I’ve always looked upon this film as a passing of the torch from Bing to Frank when it comes to the history of music but not having lived through the era I’m not sure if that’s how it was looked upon at the time. Truth is I prefer Bing over Frank from a singing standpoint. Don’t get me wrong. I still like Frank’s singing but prefer Bing’s if given a choice. Frank would take a cameo in Bing’s final Road picture to Hong Kong and Bing would make an appearance in the Rat Pack’s Robin and the Seven Hoods two years late in 1964.

High Society proved to be the final film in the careers of both Grace Kelly and Louis Calhern. She famously married into royalty thus retiring from the screen while Louis Calhern died suddenly on location in Japan while filming The  Teahouse of the August Moon. His role was recast Paul Ford.
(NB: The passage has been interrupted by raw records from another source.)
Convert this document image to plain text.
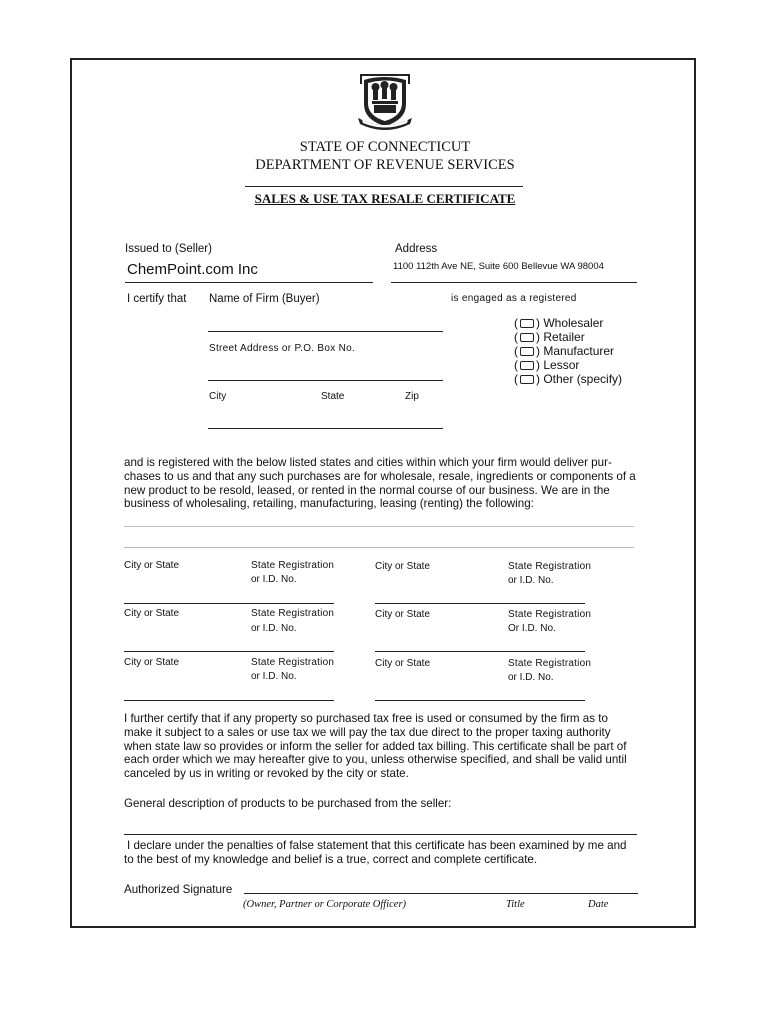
STATE OF CONNECTICUT
DEPARTMENT OF REVENUE SERVICES
SALES & USE TAX RESALE CERTIFICATE
Issued to (Seller)
ChemPoint.com Inc
Address
1100 112th Ave NE, Suite 600 Bellevue WA 98004
I certify that Name of Firm (Buyer)	is engaged as a registered
Street Address or P.O. Box No.
City	State	Zip
( ) Wholesaler
( ) Retailer
( ) Manufacturer
( ) Lessor
( ) Other (specify)
and is registered with the below listed states and cities within which your firm would deliver pur-
chases to us and that any such purchases are for wholesale, resale, ingredients or components of a
new product to be resold, leased, or rented in the normal course of our business. We are in the
business of wholesaling, retailing, manufacturing, leasing (renting) the following:
City or State	State Registration
or I.D. No.
City or State	State Registration
or I.D. No.
City or State	State Registration
or I.D. No.
City or State	State Registration
Or I.D. No.
City or State	State Registration
or I.D. No.
City or State	State Registration
or I.D. No.
I further certify that if any property so purchased tax free is used or consumed by the firm as to
make it subject to a sales or use tax we will pay the tax due direct to the proper taxing authority
when state law so provides or inform the seller for added tax billing. This certificate shall be part of
each order which we may hereafter give to you, unless otherwise specified, and shall be valid until
canceled by us in writing or revoked by the city or state.
General description of products to be purchased from the seller:
I declare under the penalties of false statement that this certificate has been examined by me and
to the best of my knowledge and belief is a true, correct and complete certificate.
Authorized Signature
(Owner, Partner or Corporate Officer)	Title	Date
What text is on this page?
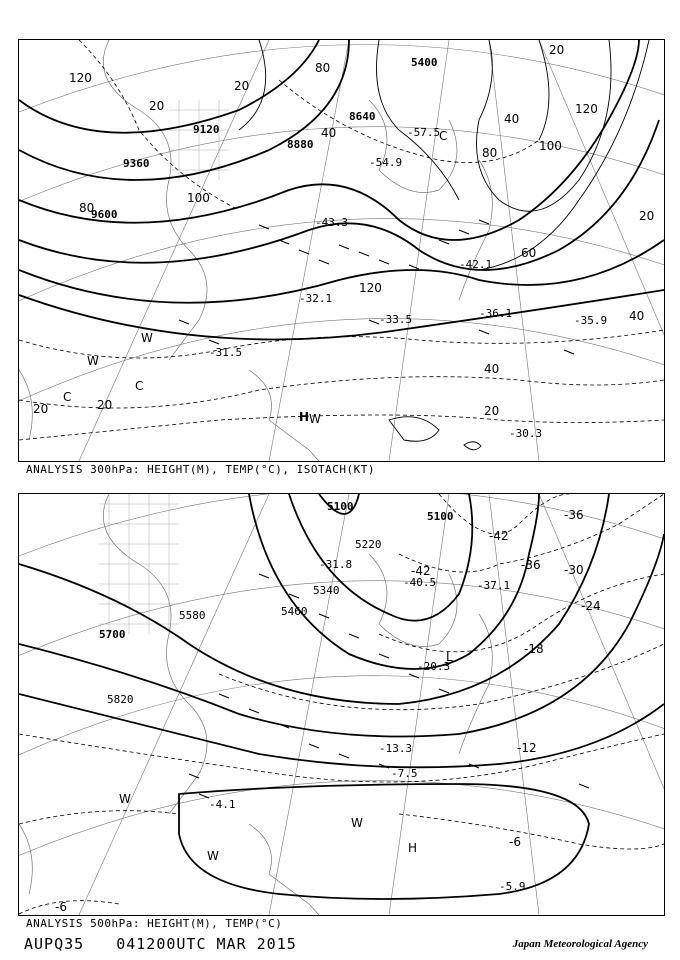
8640
8880
9120
9360
9600
5400
20
120
20
20
80
40
80
40
120
100
60
20
40
80
100
120
40
20
20
20
-57.5
-54.9
-43.3
-42.1
-36.1
-35.9
-33.5
-32.1
-31.5
-30.3
H
C
C
C
W
W
W
ANALYSIS 300hPa: HEIGHT(M), TEMP(°C), ISOTACH(KT)
5100
5100
5220
5340
5460
5580
5700
5820
-36
-42
-42	-36 -30
-24
-18
-12
-6
-6
-40.5	-37.1
-31.8
-20.3
-13.3
-7.5
-5.9
-4.1
L
H
W
W
W
ANALYSIS 500hPa: HEIGHT(M), TEMP(°C)
AUPQ35 041200UTC MAR 2015	Japan Meteorological Agency
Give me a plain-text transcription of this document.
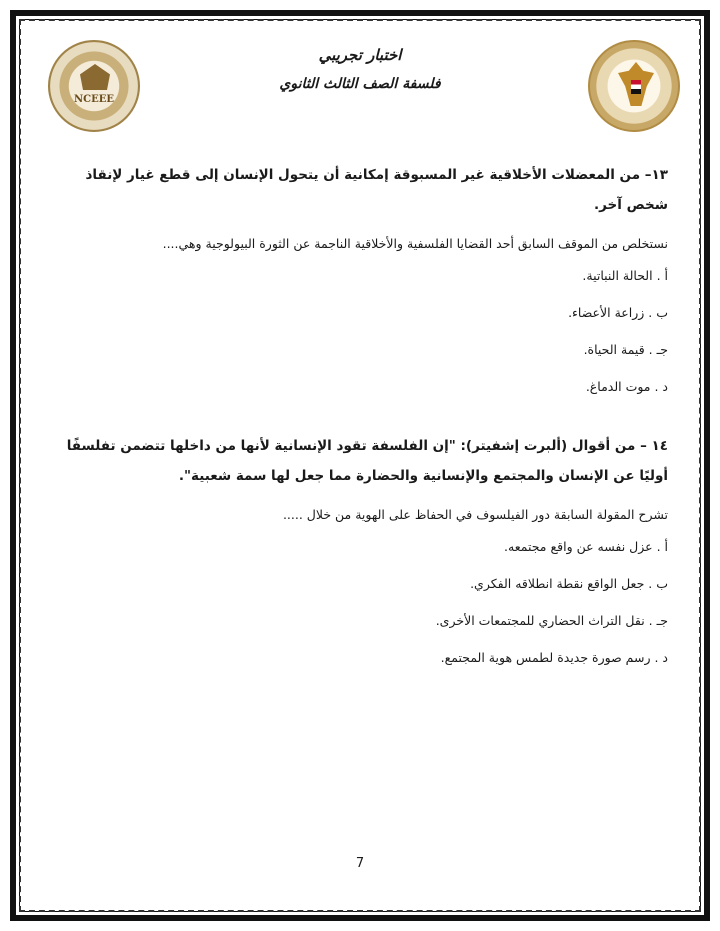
NCEEE
اختبار تجريبي
فلسفة الصف الثالث الثانوي

١٣– من المعضلات الأخلاقية غير المسبوقة إمكانية أن يتحول الإنسان إلى قطع غيار لإنقاذ شخص آخر.

نستخلص من الموقف السابق أحد القضايا الفلسفية والأخلاقية الناجمة عن الثورة البيولوجية وهي....

أ . الحالة النباتية.

ب . زراعة الأعضاء.

جـ . قيمة الحياة.

د . موت الدماغ.

١٤ – من أقوال (ألبرت إشفيتر): "إن الفلسفة تقود الإنسانية لأنها من داخلها تتضمن تفلسفًا أوليًا عن الإنسان والمجتمع والإنسانية والحضارة مما جعل لها سمة شعبية".

تشرح المقولة السابقة دور الفيلسوف في الحفاظ على الهوية من خلال .....

أ . عزل نفسه عن واقع مجتمعه.

ب . جعل الواقع نقطة انطلاقه الفكري.

جـ . نقل التراث الحضاري للمجتمعات الأخرى.

د . رسم صورة جديدة لطمس هوية المجتمع.

7
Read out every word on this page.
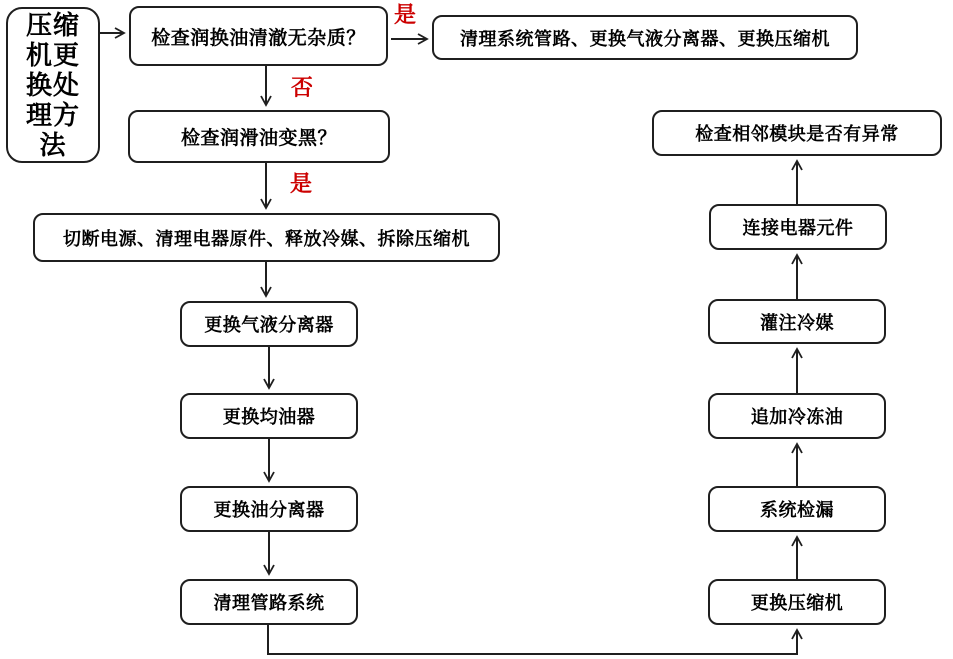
压缩
机更
换处
理方
法
检查润换油清澈无杂质？	清理系统管路、更换气液分离器、更换压缩机
检查润滑油变黑？
切断电源、清理电器原件、释放冷媒、拆除压缩机
更换气液分离器
更换均油器
更换油分离器
清理管路系统	更换压缩机
系统检漏
追加冷冻油
灌注冷媒
连接电器元件
检查相邻模块是否有异常
是
否
是
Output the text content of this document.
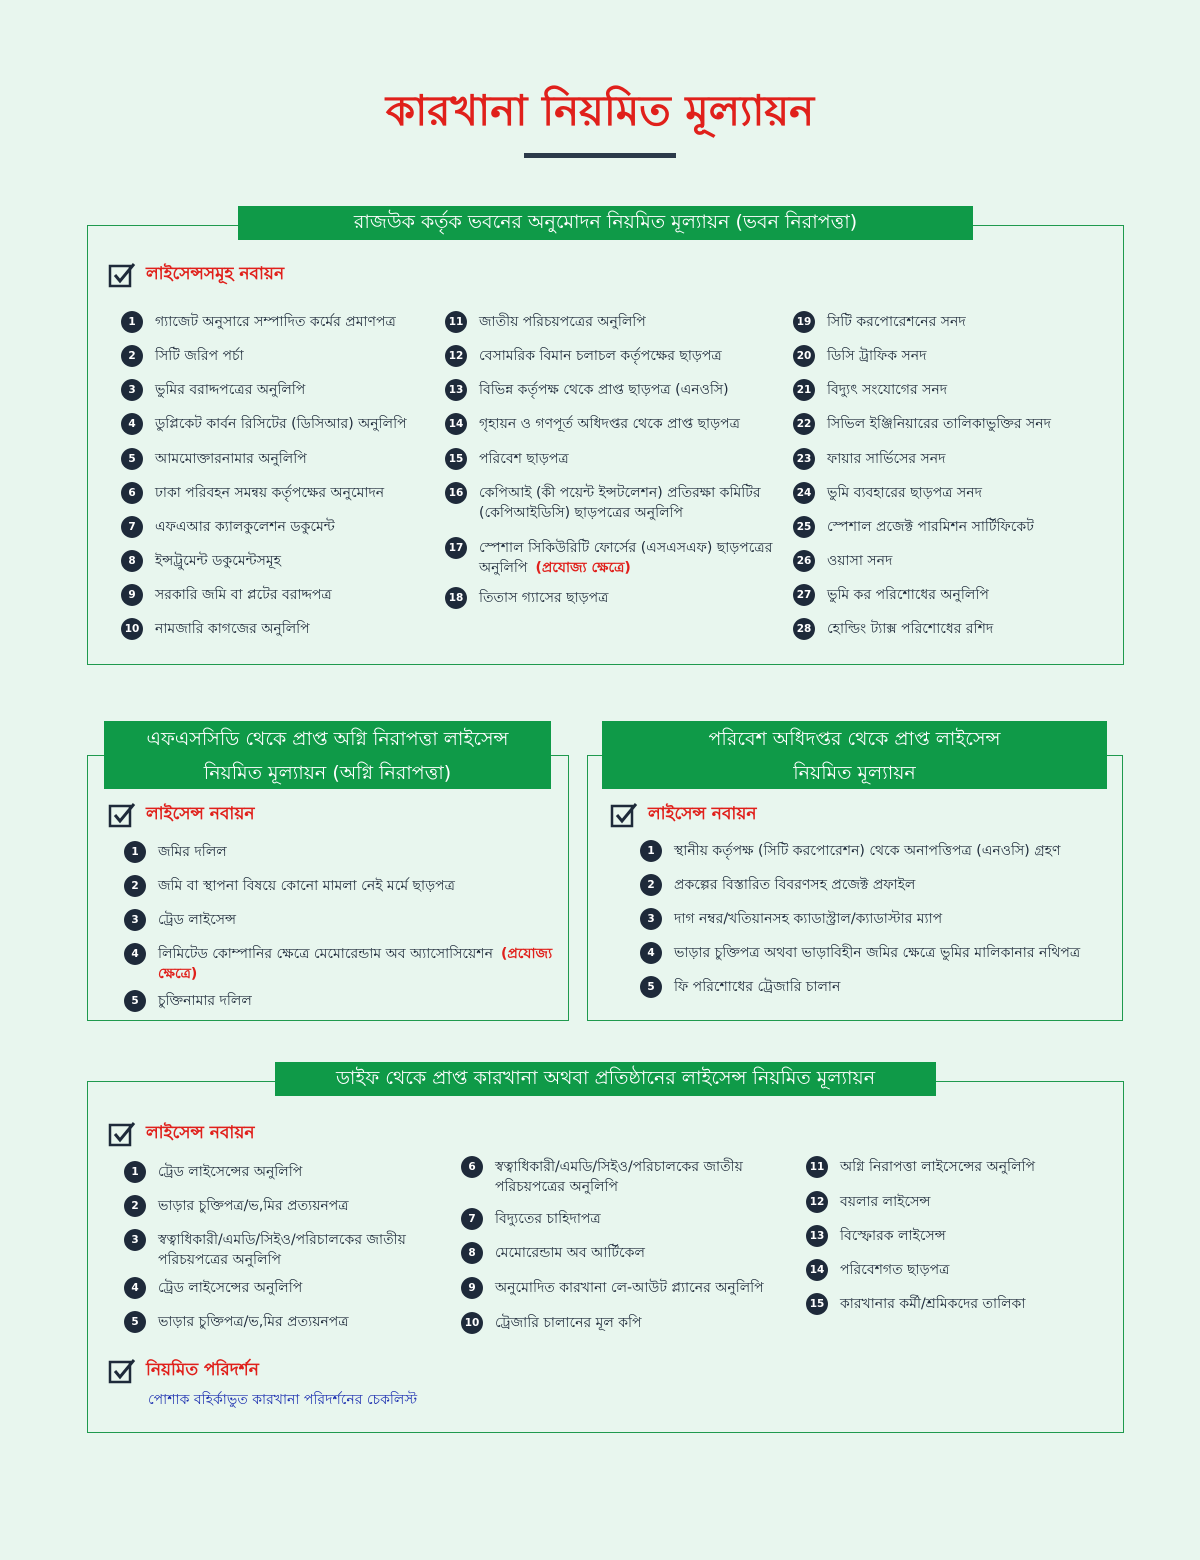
কারখানা নিয়মিত মূল্যায়ন
রাজউক কর্তৃক ভবনের অনুমোদন নিয়মিত মূল্যায়ন (ভবন নিরাপত্তা)
লাইসেন্সসমূহ নবায়ন
1	গ্যাজেট অনুসারে সম্পাদিত কর্মের প্রমাণপত্র
2	সিটি জরিপ পর্চা
3	ভুমির বরাদ্দপত্রের অনুলিপি
4	ডুপ্লিকেট কার্বন রিসিটের (ডিসিআর) অনুলিপি
5	আমমোক্তারনামার অনুলিপি
6	ঢাকা পরিবহন সমন্বয় কর্তৃপক্ষের অনুমোদন
7	এফএআর ক্যালকুলেশন ডকুমেন্ট
8	ইন্সট্রুমেন্ট ডকুমেন্টসমূহ
9	সরকারি জমি বা প্লটের বরাদ্দপত্র
10 নামজারি কাগজের অনুলিপি
11 জাতীয় পরিচয়পত্রের অনুলিপি
12 বেসামরিক বিমান চলাচল কর্তৃপক্ষের ছাড়পত্র
13 বিভিন্ন কর্তৃপক্ষ থেকে প্রাপ্ত ছাড়পত্র (এনওসি)
14 গৃহায়ন ও গণপূর্ত অধিদপ্তর থেকে প্রাপ্ত ছাড়পত্র
15 পরিবেশ ছাড়পত্র
16 কেপিআই (কী পয়েন্ট ইন্সটলেশন) প্রতিরক্ষা কমিটির (কেপিআইডিসি) ছাড়পত্রের অনুলিপি
17 স্পেশাল সিকিউরিটি ফোর্সের (এসএসএফ) ছাড়পত্রের অনুলিপি (প্রযোজ্য ক্ষেত্রে)
18 তিতাস গ্যাসের ছাড়পত্র
19 সিটি করপোরেশনের সনদ
20 ডিসি ট্রাফিক সনদ
21 বিদ্যুৎ সংযোগের সনদ
22 সিভিল ইঞ্জিনিয়ারের তালিকাভুক্তির সনদ
23 ফায়ার সার্ভিসের সনদ
24 ভুমি ব্যবহারের ছাড়পত্র সনদ
25 স্পেশাল প্রজেক্ট পারমিশন সার্টিফিকেট
26 ওয়াসা সনদ
27 ভুমি কর পরিশোধের অনুলিপি
28 হোল্ডিং ট্যাক্স পরিশোধের রশিদ
এফএসসিডি থেকে প্রাপ্ত অগ্নি নিরাপত্তা লাইসেন্স
নিয়মিত মূল্যায়ন (অগ্নি নিরাপত্তা)
লাইসেন্স নবায়ন
1	জমির দলিল
2	জমি বা স্থাপনা বিষয়ে কোনো মামলা নেই মর্মে ছাড়পত্র
3	ট্রেড লাইসেন্স
4	লিমিটেড কোম্পানির ক্ষেত্রে মেমোরেন্ডাম অব অ্যাসোসিয়েশন (প্রযোজ্য ক্ষেত্রে)
5	চুক্তিনামার দলিল
পরিবেশ অধিদপ্তর থেকে প্রাপ্ত লাইসেন্স
নিয়মিত মূল্যায়ন
লাইসেন্স নবায়ন
1	স্থানীয় কর্তৃপক্ষ (সিটি করপোরেশন) থেকে অনাপত্তিপত্র (এনওসি) গ্রহণ
2	প্রকল্পের বিস্তারিত বিবরণসহ প্রজেক্ট প্রফাইল
3	দাগ নম্বর/খতিয়ানসহ ক্যাডাস্ট্রাল/ক্যাডাস্টার ম্যাপ
4	ভাড়ার চুক্তিপত্র অথবা ভাড়াবিহীন জমির ক্ষেত্রে ভুমির মালিকানার নথিপত্র
5	ফি পরিশোধের ট্রেজারি চালান
ডাইফ থেকে প্রাপ্ত কারখানা অথবা প্রতিষ্ঠানের লাইসেন্স নিয়মিত মূল্যায়ন
লাইসেন্স নবায়ন
1	ট্রেড লাইসেন্সের অনুলিপি
2	ভাড়ার চুক্তিপত্র/ভ‚মির প্রত্যয়নপত্র
3	স্বত্বাধিকারী/এমডি/সিইও/পরিচালকের জাতীয় পরিচয়পত্রের অনুলিপি
4	ট্রেড লাইসেন্সের অনুলিপি
5	ভাড়ার চুক্তিপত্র/ভ‚মির প্রত্যয়নপত্র
6	স্বত্বাধিকারী/এমডি/সিইও/পরিচালকের জাতীয় পরিচয়পত্রের অনুলিপি
7	বিদ্যুতের চাহিদাপত্র
8	মেমোরেন্ডাম অব আর্টিকেল
9	অনুমোদিত কারখানা লে-আউট প্ল্যানের অনুলিপি
10 ট্রেজারি চালানের মূল কপি
11 অগ্নি নিরাপত্তা লাইসেন্সের অনুলিপি
12 বয়লার লাইসেন্স
13 বিস্ফোরক লাইসেন্স
14 পরিবেশগত ছাড়পত্র
15 কারখানার কর্মী/শ্রমিকদের তালিকা
নিয়মিত পরিদর্শন
পোশাক বহির্কাভুত কারখানা পরিদর্শনের চেকলিস্ট
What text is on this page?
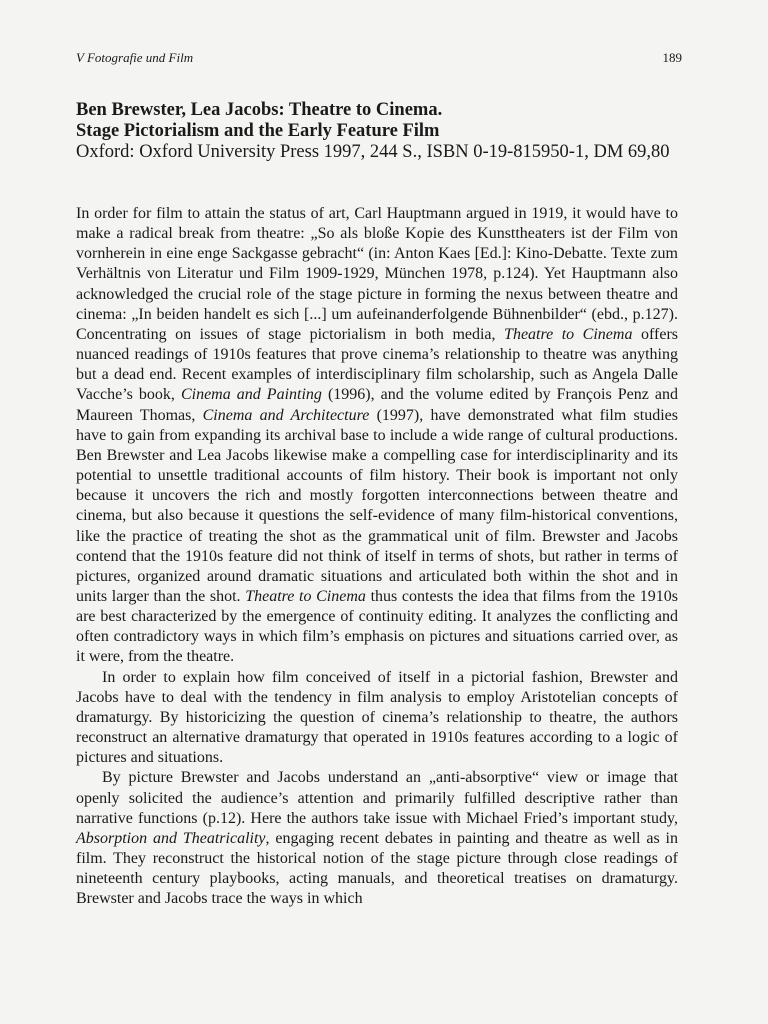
V Fotografie und Film	189
Ben Brewster, Lea Jacobs: Theatre to Cinema.
Stage Pictorialism and the Early Feature Film
Oxford: Oxford University Press 1997, 244 S., ISBN 0-19-815950-1, DM 69,80

In order for film to attain the status of art, Carl Hauptmann argued in 1919, it would have to make a radical break from theatre: „So als bloße Kopie des Kunsttheaters ist der Film von vornherein in eine enge Sackgasse gebracht“ (in: Anton Kaes [Ed.]: Kino-Debatte. Texte zum Verhältnis von Literatur und Film 1909-1929, München 1978, p.124). Yet Hauptmann also acknowledged the crucial role of the stage picture in forming the nexus between theatre and cinema: „In beiden handelt es sich [...] um aufeinanderfolgende Bühnenbilder“ (ebd., p.127). Concentrating on issues of stage pictorialism in both media, Theatre to Cinema offers nuanced readings of 1910s features that prove cinema’s relationship to theatre was anything but a dead end. Recent examples of interdisciplinary film scholarship, such as Angela Dalle Vacche’s book, Cinema and Painting (1996), and the volume edited by François Penz and Maureen Thomas, Cinema and Architecture (1997), have demonstrated what film studies have to gain from expanding its archival base to include a wide range of cultural productions. Ben Brewster and Lea Jacobs likewise make a compelling case for interdisciplinarity and its potential to unsettle traditional accounts of film history. Their book is important not only because it uncovers the rich and mostly forgotten interconnections between theatre and cinema, but also because it questions the self-evidence of many film-historical conventions, like the practice of treating the shot as the grammatical unit of film. Brewster and Jacobs contend that the 1910s feature did not think of itself in terms of shots, but rather in terms of pictures, organized around dramatic situations and articulated both within the shot and in units larger than the shot. Theatre to Cinema thus contests the idea that films from the 1910s are best characterized by the emergence of continuity editing. It analyzes the conflicting and often contradictory ways in which film’s emphasis on pictures and situations carried over, as it were, from the theatre.

In order to explain how film conceived of itself in a pictorial fashion, Brewster and Jacobs have to deal with the tendency in film analysis to employ Aristotelian concepts of dramaturgy. By historicizing the question of cinema’s relationship to theatre, the authors reconstruct an alternative dramaturgy that operated in 1910s features according to a logic of pictures and situations.

By picture Brewster and Jacobs understand an „anti-absorptive“ view or image that openly solicited the audience’s attention and primarily fulfilled descriptive rather than narrative functions (p.12). Here the authors take issue with Michael Fried’s important study, Absorption and Theatricality, engaging recent debates in painting and theatre as well as in film. They reconstruct the historical notion of the stage picture through close readings of nineteenth century playbooks, acting manuals, and theoretical treatises on dramaturgy. Brewster and Jacobs trace the ways in which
With music credited to Cole Porter and Bing, Frank and Louis carrying the tunes, this one’s well worth a look even if it didn’t win any Oscars compared to the two wins ( Stewart and David Ogden Stewart’s screenplay) and four nominations The Philadelphia Story received back in 1940. Looking for a copy of this splashy MGM release? Shouldn’t be too hard to find on DVD as part of a Frank Sinatra series that Warner Brothers released to home video.

 

15 Comments »

  1. Not as good as the original The Philadelphia Story, but still quite fun. My Mom adores this film as Grace Kelly is one of her favorite actresses (Audrey Hepburn is her other favorite), and she likes the songs too. I always thought her marriage to Prince Rainer was a mistake and recently info’s come up to prove she was planning on leaving him. Makes you wonder 🤔

  2. I vary in my preference for the this and The Philadelphia Story. Sometimes I feel the original has the edge, and at other times I think this might just shade it – Bing and Frank and Did you Evah makes for one of those sublime movie moments that occasionally occur.
    To be honest though, I’ll change my mind on the two films depending on the day, my mood and so on. Anyway, I find I’m less interested in comparing movies as the years pass – if they entertain me on their own terms, then I’m happy.

    And Merry Christmas to you and the family, Mike.

    • A good choice for the festive season which was my thinking exactly with the Mrs. here at home. As for dancing, I find a lot of the Bing and Frank musicals are not on a grand scale vs. a Gene Kelly effort though of course Frank starred alongside him in some memorable movies.

  3. The lack of elaborate dancing numbers at first feels odd, but I think they were going for a certain classy 50’s feel and it works perfectly here. I did spit out some cider a few months back though, when a friend watching this on my recommendation called me said there should be a modern remake (set during the 50’s) where the trumpet player gets the gal, who decides to drop the two other guys (the lady likes to poke at some films I recommend to her and her husband – she likes them all, but she’ll hot take stuff from time to time).

    • Louis walks away with the gal. Would have been great but oh so daring in 50’s Hollywood. Great gag though much like the ones when Bing turns up in a Bob Hope flick at the end to claim the gal in ….. no won’t spoil it for you but it’s a great Bob Hope picture of the 40’s.